La educación para la prensa ha de empezar en los primeros niveles educativos, sin que ello la relegue a un papel secundario dentro de la programación escolar. Dicho de otro modo: la prensa ha de tener un carácter ecológico; ha de alcanzar todas las actividades de la tarea educativa. Todos los niveles educativos deben ser alcanzados por el impacto de la prensa. Esto supone y presupone dos acciones:

a) Al igual que en los libros de texto, la prensa ha de incorporarse como un documento de trabajo más dentro del utillaje académico.

b) Los profesores deberían ser preparados para comprender las grandes virtua-lidades pedagógicas de la prensa; esto podría hacerse a través de los centros de formación del profesorado, de los CEPs, de los ICEs, etc. Hemos de observar que, por paradójico que parezca, el profesorado es bien reacio a la pedagogía; cada cual cree que con dominar su materia, es suficiente para transmitirla. Obviamente, hay excepciones.

Sin perjuicio de continuar en otra ocasión el desarrollo de esta problemática, contrastada con datos empíricos propios, estimamos que, en el estado actual de las cosas hay poca cabida para el uso de la prensa en la vida universitaria. Lo que no quita que, en ciertas materias y con determinados profesores, se haga uso de la misma, con resultados diferentes según las intenciones y las situaciones en las que se aplican.
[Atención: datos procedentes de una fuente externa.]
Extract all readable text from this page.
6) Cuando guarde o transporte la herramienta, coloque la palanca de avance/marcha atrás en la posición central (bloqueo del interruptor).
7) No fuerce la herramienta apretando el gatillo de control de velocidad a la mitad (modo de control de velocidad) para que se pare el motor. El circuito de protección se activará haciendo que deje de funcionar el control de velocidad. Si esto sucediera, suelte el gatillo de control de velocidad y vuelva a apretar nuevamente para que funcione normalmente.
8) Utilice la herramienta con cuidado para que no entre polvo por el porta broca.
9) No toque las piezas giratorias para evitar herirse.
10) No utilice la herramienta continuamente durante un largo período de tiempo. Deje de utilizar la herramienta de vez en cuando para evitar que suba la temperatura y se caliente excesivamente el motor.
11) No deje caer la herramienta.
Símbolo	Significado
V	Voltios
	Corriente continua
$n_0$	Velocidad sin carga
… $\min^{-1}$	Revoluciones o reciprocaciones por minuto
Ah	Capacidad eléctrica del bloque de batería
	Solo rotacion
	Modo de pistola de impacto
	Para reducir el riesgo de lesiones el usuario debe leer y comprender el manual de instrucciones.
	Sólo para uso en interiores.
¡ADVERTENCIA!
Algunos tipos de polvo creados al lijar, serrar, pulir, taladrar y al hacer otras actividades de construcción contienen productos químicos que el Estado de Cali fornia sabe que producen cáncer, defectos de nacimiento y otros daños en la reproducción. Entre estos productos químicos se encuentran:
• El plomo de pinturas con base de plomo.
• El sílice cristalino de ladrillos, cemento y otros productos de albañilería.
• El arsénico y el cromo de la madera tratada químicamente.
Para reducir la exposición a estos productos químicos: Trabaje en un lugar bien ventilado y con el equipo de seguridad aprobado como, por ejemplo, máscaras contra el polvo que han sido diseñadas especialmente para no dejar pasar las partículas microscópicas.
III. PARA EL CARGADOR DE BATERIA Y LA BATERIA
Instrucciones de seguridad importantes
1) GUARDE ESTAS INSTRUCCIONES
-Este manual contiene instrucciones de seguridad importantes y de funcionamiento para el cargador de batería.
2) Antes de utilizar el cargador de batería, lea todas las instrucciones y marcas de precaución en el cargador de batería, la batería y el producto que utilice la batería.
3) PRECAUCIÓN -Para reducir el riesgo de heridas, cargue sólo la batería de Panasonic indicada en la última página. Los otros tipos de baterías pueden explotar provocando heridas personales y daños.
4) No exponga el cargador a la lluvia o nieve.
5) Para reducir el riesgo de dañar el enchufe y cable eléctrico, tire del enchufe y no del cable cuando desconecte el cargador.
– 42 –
Urgen, pues, estudios precisos sobre el uso de la prensa en los distintos niveles educativos, para conseguir un diagnóstico apropiado a la situación, intentar establecer un pronóstico y sugerir la terapéutica pedagógica más indicada a este problema. Sea como fuere el estudio de este problema ha de ser multidisciplinar y, al mismo tiempo, sincrónico y transversal. Tamaña tarea no puede dejarse para el final de un ciclo educativo y/o para cuando se necesita, en ocasiones por diversos avatares, ejercer la función docente.

Si los cuadros rectores de la vida comunitaria emergen del estamento universitario -lo que es un hecho empírico normal-, se corre un serio riesgo al no educar a los alumnos universitarios para la comprensión, el uso, la crítica, el discernimiento y la valoración de la prensa. Pues, se cierne el peligro evidente de producir analfabetos ilustrados, cantera muy apta para arribar al escaso interés de la vida pública, a la opinionitisacrítica, al gregarismo y al fanatismo irreflexivo y totalitario. Por este camino, bien puede producirse el mejor caldo de cultivo para la destrucción de las instituciones democráticas y para el surgimiento de eventuales emergencias dictatoriales, amparadas en mecanismos pseudodemocráticos, ejemplos ya vividos en este convulso y contradictorio siglo XX.

Los poderes públicos tienen mucho que aportar en este noble empeño que, en modo alguno puede dejarse al albur voluntarista de abnegados profesores que, con toda probabilidad, irán dejando, en este tortuoso caminar, jirones de desengaños y desilusiones profesionales.